The facts proved as irrelevant as the law.  The Court had previously declared that the Clear Lake elevation standard, assertedly necessary to protect suckers, was adopted in violation of the Administrative Procedure Act--it was arbitrary and capricious.  Now, however, the Court allowed the Bureau to claim that because lake elevations would continue to exceed the (unlawful) standard, the analysis of effects on suckers was adequate.  

It was utterly irrational for the Bureau to kill up to 1000 endangered suckers in order to meet a lake elevation target without even bothering to figure out what benefits would come from meeting the target downstream.  (No benefits would, and according to a Bureau biologist, the Bureau wasn't even required to meet the downstream target.)  The Court had trouble explaining why this sort of decisionmaking was not "arbitrary and capricious", and retreated to the declaration:  "At this point in the proceedings and in light of the lack of present harm to plaintiffs, plaintiffs' assertions do not support an injunction".  The Court apparently regarded the interests of the suckers, targeted for extermination, as irrelevant.

The case appeared to turn on the Court's perception that the irrigators would still get their water this year, whether or not he granted the injunction.  By contrast, the Bureau threatened to kill up 65,000 acres of crops by cutting off water to other irrigators if it was not allowed to take the Clear Lake water.  The Court accepted the Bureau's threat at face value, and made a simple choice:  the Bureau was threatening to kill 65,000 acres of crops if he ruled against them, so he didn't.  

I can sympathize with the Court.  It was certainly easier to hit the Clear Lake folks with the risk of no water next year than turn the Bureau loose to torment other farmers.  But two wrongs don't make a right, and each time the federal judiciary capitulates to the Imperial Fish Troopers, they grow stronger and more arrogant.  

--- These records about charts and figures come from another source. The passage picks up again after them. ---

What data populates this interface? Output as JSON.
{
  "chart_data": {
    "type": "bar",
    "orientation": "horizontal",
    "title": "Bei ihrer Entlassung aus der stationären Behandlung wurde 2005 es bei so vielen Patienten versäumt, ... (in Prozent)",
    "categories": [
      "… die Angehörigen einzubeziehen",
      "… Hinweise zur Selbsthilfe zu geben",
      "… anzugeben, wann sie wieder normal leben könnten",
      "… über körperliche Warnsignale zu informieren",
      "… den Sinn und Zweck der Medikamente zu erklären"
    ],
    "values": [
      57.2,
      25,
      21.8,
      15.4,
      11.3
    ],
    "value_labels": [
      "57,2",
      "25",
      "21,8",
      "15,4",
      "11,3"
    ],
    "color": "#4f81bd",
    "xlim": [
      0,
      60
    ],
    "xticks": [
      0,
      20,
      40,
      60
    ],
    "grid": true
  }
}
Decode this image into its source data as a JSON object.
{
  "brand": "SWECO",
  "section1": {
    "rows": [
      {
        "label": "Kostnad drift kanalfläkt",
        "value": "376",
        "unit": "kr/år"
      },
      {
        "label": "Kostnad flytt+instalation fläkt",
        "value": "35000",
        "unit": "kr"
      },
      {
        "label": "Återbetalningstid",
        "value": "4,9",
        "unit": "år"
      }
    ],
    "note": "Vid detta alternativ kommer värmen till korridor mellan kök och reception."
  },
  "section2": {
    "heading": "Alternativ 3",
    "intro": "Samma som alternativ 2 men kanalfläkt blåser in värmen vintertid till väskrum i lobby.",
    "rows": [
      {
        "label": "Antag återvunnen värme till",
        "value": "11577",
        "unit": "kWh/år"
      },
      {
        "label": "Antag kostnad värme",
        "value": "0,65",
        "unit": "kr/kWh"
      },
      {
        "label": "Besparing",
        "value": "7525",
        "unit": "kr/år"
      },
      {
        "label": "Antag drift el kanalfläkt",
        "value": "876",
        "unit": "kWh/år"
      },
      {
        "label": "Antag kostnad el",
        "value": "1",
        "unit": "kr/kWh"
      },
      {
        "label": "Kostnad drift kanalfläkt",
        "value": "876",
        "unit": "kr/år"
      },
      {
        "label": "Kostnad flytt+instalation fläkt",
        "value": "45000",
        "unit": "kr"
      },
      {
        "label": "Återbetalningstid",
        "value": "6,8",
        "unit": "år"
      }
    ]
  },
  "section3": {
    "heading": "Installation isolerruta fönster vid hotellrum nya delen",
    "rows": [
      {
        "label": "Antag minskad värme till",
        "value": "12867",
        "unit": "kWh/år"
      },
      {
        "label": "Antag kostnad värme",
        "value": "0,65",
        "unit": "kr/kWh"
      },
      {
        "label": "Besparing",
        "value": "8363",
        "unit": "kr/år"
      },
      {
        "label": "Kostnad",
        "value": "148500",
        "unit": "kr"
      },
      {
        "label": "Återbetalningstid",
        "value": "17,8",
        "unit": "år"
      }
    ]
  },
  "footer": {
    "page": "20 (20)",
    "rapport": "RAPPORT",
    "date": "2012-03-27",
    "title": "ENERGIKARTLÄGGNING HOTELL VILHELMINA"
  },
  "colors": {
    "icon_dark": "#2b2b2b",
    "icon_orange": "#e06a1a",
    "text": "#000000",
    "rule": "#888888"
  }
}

Indeed, four days after the Judge made his decision, the Bureau came after the other irrigators anyway, and shut off their water.  And guess what?  By September 30th, Upper Klamath Lake was more than six inches over the elevation target, so that the Bureau never needed the water anyway.  When the irrigators put these facts before the Court, the Court dismissed their case, declaring that there was nothing left to decide.   

© James Buchal, October 3, 2000

You have permission to reprint this article, and are encouraged to do so.  The sooner people figure out what's going on, the quicker we'll have more fish in the rivers.